There are times when the whole ‘accent issue’ can be consciously circumvented. In Valkyrie (2008), a film based on historical events where a group of high-ranking German officers decided to assassinate Hitler during the Second World War, writers Christopher McQuarrie and Nathan Alexander along with director Bryan Singer chose to have actors talk in an American accent. Even with great detailing and historical accuracy Valkyrie avoided German accents for leading man Tom Cruise and others for the simple reason that it didn’t matter. McQuarrie believes that in such films accent is the biggest issue and says, “It’s the thing that everybody who hasn't seen the movie finds the most annoying about the movie.” The film might be about Germans and an event in Germany but it’s in English and therefore both McQuarrie and Singer felt watching actors converse in English with heightened German accents would appear absurd.
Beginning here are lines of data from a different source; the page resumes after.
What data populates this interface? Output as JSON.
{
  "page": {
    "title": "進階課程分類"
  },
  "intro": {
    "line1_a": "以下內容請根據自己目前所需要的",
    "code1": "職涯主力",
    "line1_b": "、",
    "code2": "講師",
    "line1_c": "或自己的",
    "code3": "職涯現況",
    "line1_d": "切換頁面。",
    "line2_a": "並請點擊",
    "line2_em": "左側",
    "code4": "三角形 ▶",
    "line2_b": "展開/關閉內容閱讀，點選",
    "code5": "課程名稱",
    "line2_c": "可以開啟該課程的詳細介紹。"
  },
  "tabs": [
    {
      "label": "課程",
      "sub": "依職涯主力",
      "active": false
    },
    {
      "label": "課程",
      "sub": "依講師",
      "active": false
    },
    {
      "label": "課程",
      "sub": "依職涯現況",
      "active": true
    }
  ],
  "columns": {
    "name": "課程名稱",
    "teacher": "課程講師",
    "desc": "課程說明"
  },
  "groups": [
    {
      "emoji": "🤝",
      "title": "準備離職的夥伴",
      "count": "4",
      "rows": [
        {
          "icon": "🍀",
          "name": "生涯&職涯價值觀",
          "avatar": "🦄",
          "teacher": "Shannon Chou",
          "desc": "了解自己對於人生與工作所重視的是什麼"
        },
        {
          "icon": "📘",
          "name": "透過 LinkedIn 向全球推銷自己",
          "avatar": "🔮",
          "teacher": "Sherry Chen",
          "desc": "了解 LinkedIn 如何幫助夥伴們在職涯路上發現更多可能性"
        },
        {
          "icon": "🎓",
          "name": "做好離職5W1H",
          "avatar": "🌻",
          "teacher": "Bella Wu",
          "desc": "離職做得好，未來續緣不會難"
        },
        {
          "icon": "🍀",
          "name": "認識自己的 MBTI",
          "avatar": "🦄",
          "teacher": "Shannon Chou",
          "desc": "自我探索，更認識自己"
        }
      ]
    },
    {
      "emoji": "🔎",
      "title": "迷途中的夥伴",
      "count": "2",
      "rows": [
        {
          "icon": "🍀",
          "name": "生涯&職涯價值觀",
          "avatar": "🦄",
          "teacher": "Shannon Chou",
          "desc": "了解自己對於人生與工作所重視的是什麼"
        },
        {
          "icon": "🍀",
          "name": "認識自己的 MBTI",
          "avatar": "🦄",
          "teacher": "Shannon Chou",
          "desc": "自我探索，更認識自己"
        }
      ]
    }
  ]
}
Unlike any other cinema, Bollywood also has its own language to contend with when it comes to using accents for characters. The presence of a vibrant lingua franca allows top stars such as Salman Khan to not worry about the need for authentic sounding characters. Yet with Sultan, the star has shown that popular films, too, will not shy away from trying to sound organic. For them, it might just another way of getting the same to look different but for the audience, even this slight nuance makes watching a film a more gratifying experience.